For immediate release: Jan. 7, 2010
Civil War Preservation Trust Rescues 2,777 Acres of Hallowed Ground in 2009
Despite difficult economic climate, national nonprofit group protects historic landscapes at 20 battlefields
Washington D.C. - The Civil War Preservation Trust (CWPT), the nation's largest nonprofit battlefield preservation group, has announced its land preservation accomplishments for 2009. Despite the difficult economy and challenges facing all charitable organizations, CWPT helped to permanently protect 2,777 acres of hallowed ground at 20 different Civil War battlefields in five states during the calender year. Overall, CWPT has protected more than 29,000 acres of battlefield land at 109 sites in 20 states.
"Despite the worst economy in recent memory, we pressed onward with our mission and achieved a level of success that surpassed all expectations," noted CWPT President Jim Lighthizer. "We posted one of the most successful years in this organization's history - including our second-highest-ever tally for acres preserved in a calendar year."
With 30 acres of Civil War battlefield land lost to development each day, there has long been a pressing need to see these hallowed grounds protected, but many preservation projects in 2009 took on an added sense of urgency. In 2008, the Commonwealth of Virginia approved $5.2 million in matching grants for battlefield preservation, specifying a limited time frame for use of the landmark allocation.
"At a critical time in the fight to preserve some of this nation's most hallowed ground, Virginia's landowners, citizens, organizations and the government leaders at all levels have led the way to secure these battlefield lands for future generations of Americans," remarked Kathleen Kilpatrick, director of Virginia Department of Historic Resources. "There is so much to celebrate in these remarkable accomplishments, even as we prepare for the hard work ahead."
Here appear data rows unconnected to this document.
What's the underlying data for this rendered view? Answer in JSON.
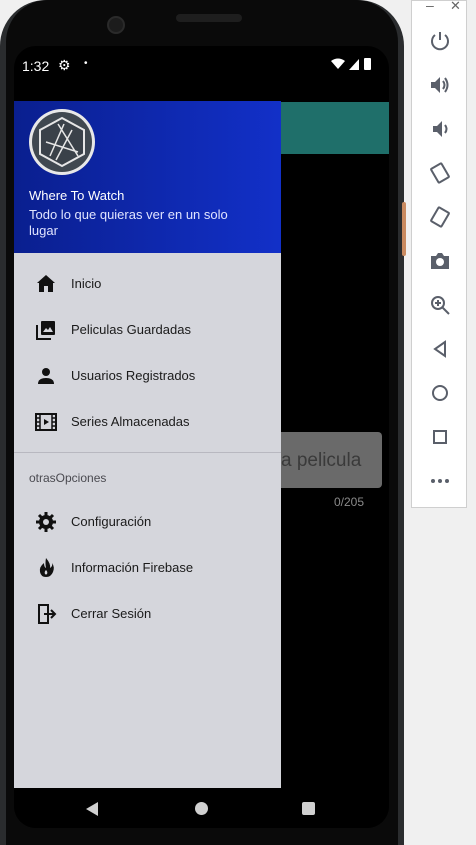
{
  "status_bar": {
    "time": "1:32",
    "settings_glyph": "⚙",
    "dot": "•",
    "right_icons": "▾◢▮"
  },
  "background": {
    "input_placeholder": "a pelicula",
    "counter": "0/205"
  },
  "drawer": {
    "app_name": "Where To Watch",
    "app_subtitle": "Todo lo que quieras ver en un solo lugar",
    "main_items": [
      {
        "label": "Inicio",
        "icon": "home-icon"
      },
      {
        "label": "Peliculas Guardadas",
        "icon": "photo-library-icon"
      },
      {
        "label": "Usuarios Registrados",
        "icon": "person-icon"
      },
      {
        "label": "Series Almacenadas",
        "icon": "movie-icon"
      }
    ],
    "section_title": "otrasOpciones",
    "other_items": [
      {
        "label": "Configuración",
        "icon": "gear-icon"
      },
      {
        "label": "Información Firebase",
        "icon": "fire-icon"
      },
      {
        "label": "Cerrar Sesión",
        "icon": "logout-icon"
      }
    ]
  },
  "emulator_toolbar": {
    "minimize": "–",
    "close": "✕",
    "buttons": [
      "power-icon",
      "volume-up-icon",
      "volume-down-icon",
      "rotate-left-icon",
      "rotate-right-icon",
      "camera-icon",
      "zoom-icon",
      "back-icon",
      "home-icon",
      "overview-icon",
      "more-icon"
    ]
  },
  "colors": {
    "header_start": "#0a1f8f",
    "header_end": "#1230c8",
    "drawer_bg": "#d5d6dc",
    "appbar": "#1f6f6a"
  }
}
However, in order to secure these funds, CWPT and other preservation groups had to secure $2 from other sources for every dollar they requested from the state. Understanding the once-in-a-lifetime nature of the opportunity, CWPT members responded, contributing to a "Virginia Legacy Fund" to meet the match requirements.
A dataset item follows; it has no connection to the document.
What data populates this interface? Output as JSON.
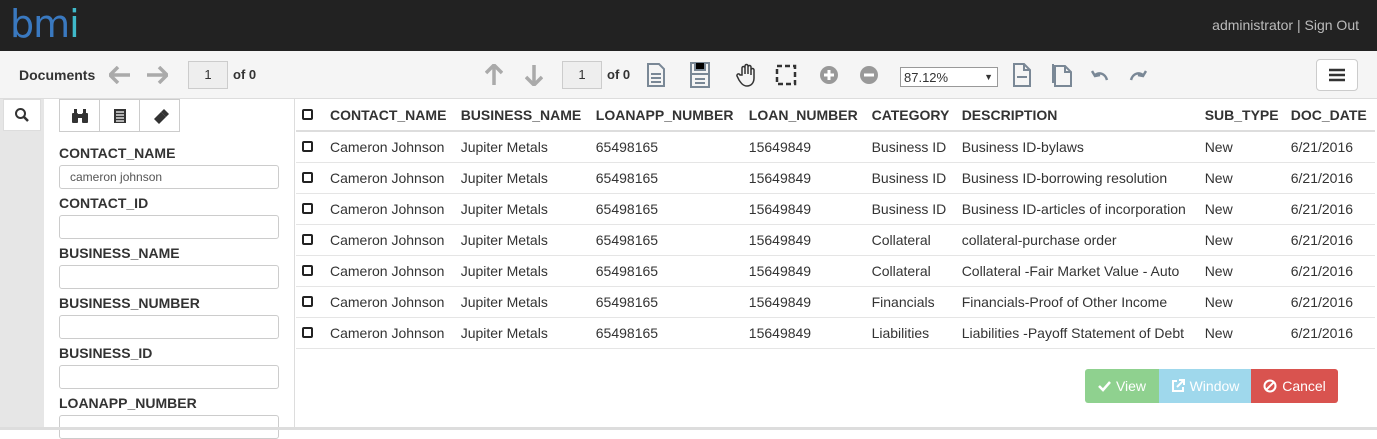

"CWPT's members are the lynch pin of our success," said Lighthizer. "They are smart, savy people who want to know exactly what they are contributing toward - they want to examine a map, see pictures, read a personal account of the fighting on that property before they write a check. We respect our members and work hard to be responsible stewards of their generosity."
In addition to land purchases, the year was also notable for the organization's donation of 176 acres of the 1862 battlefield at Harpers Ferry National Historical Park. The land was purchased by CWPT several years ago with the express intention of being transferred to the National Park Service once it was able to incorporate the gift. Incorporating newly protected land into existing parks is a perpetual goal for CWPT. In 2009, the organization participated in the preservation of land at two sites - Davis Bridge, Tennessee and Cedar Creek, Virginia - where the acreage was transferred to a state or national park. In the case of Davis Bridge, the state of Tennessee contributed $864,000 toward acquisition of this key battlefield site.
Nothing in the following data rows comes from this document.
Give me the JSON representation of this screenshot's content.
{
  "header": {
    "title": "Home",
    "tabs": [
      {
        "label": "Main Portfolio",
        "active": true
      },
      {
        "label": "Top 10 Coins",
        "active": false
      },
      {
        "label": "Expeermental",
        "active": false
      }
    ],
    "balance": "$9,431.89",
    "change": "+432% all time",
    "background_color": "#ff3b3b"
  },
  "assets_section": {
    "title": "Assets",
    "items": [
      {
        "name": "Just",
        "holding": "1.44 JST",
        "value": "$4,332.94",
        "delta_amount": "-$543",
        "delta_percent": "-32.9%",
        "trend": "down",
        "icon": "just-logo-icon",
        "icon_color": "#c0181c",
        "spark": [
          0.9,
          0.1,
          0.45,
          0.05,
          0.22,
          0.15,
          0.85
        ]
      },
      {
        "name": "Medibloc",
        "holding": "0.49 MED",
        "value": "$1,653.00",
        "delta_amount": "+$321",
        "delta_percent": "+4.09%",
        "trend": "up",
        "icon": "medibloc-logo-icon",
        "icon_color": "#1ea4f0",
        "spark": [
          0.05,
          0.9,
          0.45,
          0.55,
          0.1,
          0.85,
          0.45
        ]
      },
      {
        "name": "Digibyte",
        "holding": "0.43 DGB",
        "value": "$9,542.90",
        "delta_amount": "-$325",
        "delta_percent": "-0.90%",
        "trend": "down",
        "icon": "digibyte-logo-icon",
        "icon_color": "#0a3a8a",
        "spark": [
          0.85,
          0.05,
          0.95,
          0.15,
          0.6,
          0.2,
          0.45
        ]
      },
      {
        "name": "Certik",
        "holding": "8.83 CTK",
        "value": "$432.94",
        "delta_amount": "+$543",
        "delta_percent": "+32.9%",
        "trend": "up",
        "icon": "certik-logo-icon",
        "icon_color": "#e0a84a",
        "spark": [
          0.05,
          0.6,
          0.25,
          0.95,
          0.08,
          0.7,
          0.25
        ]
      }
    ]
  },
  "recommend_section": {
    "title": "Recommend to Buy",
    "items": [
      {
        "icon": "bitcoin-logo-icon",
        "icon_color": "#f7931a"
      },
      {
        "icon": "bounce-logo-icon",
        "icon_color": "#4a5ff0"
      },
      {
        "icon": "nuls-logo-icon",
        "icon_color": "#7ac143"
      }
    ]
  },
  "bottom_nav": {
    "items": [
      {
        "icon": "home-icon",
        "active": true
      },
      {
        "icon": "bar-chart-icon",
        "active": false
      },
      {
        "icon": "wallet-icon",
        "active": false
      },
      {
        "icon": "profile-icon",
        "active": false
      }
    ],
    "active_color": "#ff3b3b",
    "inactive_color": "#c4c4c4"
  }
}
Recognizing the work of protecting historic landscapes is often beyond the scope of any single organization. CWPT strives to work in partnership with a wide variety of regional and local preservation groups to purchase significant pieces of land otherwise outside the reach of either independently. For example, CWPT this year partnered with the Central Virginia Battlefields Trust, based in Fredericksburg, to protect 93 acres at the Wilderness Battlefield, lending technical expertise to the transaction process, as well as contributing financially....
....With 55,ooo members, CWPT is the largest nonprofit battlefield preservation organization in the United States. Its mission is to preserve our nation's endangered Civil War battlefields and to promote appreciation of these hallowed grounds.